Response Evaluation Criteria for Solid Tumours (RECIST) were introduced in 2000 to provide a standardized method for assessing response to treatments in the clinical trial setting [1]. The RECIST Working Group has updated RECIST to version 1.1 [2]. The revised version has maintained assessment of tumour burden using sum of the diameters and continues to use uni-dimensional measurements. The response categories are still those of complete response, partial response (30% decrease in sum from baseline), stable disease and progressive disease (20% increase in sum from nadir). The revision addressed issues that had arisen related to the use of the criteria in practice.

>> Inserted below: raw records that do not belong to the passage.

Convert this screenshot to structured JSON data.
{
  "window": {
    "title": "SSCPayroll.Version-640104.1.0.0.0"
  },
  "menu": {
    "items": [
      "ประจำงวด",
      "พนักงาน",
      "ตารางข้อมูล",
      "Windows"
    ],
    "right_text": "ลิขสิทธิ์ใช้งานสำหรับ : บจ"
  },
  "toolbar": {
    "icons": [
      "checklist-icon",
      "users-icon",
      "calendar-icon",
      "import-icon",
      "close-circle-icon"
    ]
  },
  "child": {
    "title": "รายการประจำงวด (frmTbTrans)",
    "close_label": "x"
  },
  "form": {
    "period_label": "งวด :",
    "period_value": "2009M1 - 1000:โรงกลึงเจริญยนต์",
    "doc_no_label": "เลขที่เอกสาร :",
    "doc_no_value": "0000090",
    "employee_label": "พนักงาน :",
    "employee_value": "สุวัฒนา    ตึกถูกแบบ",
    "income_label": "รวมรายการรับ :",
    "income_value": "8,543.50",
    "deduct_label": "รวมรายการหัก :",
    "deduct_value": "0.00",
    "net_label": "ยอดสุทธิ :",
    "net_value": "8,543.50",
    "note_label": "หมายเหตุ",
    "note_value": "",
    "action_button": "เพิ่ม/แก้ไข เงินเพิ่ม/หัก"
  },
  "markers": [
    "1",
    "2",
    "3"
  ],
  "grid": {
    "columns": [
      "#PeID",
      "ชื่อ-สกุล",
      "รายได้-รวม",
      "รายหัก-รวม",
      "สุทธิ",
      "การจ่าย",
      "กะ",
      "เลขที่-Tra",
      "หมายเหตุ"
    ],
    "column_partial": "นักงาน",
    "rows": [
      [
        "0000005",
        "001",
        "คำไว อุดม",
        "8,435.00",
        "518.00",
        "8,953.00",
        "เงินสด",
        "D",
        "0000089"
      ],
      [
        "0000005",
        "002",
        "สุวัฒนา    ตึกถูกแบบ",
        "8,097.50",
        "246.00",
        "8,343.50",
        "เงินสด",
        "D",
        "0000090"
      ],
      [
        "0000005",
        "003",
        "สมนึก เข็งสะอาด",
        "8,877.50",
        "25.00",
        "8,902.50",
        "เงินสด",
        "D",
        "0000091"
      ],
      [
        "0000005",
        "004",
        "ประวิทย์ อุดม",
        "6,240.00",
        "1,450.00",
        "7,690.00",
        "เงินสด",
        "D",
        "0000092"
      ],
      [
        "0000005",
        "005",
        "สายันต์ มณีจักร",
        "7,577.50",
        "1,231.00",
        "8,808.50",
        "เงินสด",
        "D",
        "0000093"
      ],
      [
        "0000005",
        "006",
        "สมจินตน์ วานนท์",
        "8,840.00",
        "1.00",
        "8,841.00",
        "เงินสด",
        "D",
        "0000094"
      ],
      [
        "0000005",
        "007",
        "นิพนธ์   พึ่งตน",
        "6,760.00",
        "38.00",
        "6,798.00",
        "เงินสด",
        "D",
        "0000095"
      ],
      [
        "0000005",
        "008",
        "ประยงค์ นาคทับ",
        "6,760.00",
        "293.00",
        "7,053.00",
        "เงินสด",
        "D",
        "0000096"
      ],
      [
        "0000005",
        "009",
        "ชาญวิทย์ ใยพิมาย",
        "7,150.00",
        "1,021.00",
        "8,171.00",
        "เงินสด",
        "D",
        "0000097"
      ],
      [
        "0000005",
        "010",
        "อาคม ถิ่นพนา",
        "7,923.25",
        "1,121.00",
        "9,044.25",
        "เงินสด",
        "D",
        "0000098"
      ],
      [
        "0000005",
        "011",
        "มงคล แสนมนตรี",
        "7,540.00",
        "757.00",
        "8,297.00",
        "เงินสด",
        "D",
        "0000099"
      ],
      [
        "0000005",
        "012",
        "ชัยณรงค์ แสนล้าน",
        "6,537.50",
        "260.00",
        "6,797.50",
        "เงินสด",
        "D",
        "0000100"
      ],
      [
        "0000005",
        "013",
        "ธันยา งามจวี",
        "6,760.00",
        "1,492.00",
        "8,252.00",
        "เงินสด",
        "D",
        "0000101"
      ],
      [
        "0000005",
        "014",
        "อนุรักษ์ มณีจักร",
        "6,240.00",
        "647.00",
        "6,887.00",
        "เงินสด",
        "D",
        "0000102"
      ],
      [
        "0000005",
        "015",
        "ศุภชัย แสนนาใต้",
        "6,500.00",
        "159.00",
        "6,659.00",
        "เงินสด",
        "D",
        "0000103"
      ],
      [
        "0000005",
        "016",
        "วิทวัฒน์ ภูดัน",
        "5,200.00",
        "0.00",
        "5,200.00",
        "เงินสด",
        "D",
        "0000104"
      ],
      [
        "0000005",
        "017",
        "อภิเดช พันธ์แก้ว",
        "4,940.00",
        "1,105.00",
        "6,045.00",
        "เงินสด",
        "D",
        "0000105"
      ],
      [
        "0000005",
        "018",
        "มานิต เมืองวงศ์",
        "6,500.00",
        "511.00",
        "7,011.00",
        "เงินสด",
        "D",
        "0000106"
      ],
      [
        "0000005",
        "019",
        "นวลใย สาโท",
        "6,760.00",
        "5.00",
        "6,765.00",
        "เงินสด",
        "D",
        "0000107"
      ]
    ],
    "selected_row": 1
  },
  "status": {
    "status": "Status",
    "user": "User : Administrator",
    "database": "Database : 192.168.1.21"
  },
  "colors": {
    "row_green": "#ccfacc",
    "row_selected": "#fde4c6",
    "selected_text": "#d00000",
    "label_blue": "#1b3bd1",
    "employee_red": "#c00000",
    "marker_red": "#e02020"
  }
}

Though the RECIST criteria are intended for use in the clinical trial setting, oncologists increasingly rely on RECIST based measurements to make clinical management and therapeutic decisions in daily clinical practice. The reasons for this include the clinician’s application of trial data into routine clinical practice but most importantly RECIST offers a simple way of measuring and communicating response assessment. The terms such as measureable disease, tumour burden, target lesions, and response categories are now used and understood universally. RECIST criteria also provide guidance on technique as well as measuring lesions and application to assessing sites of disease, eg lymph node and bones. This allows for a more robust and reproducible way of gauging response. The limitations of RECIST are also well known thereby allowing the clinician to understand the pitfalls in those cases. Therefore the radiologist has to understand and use “RECIST” in their daily practice.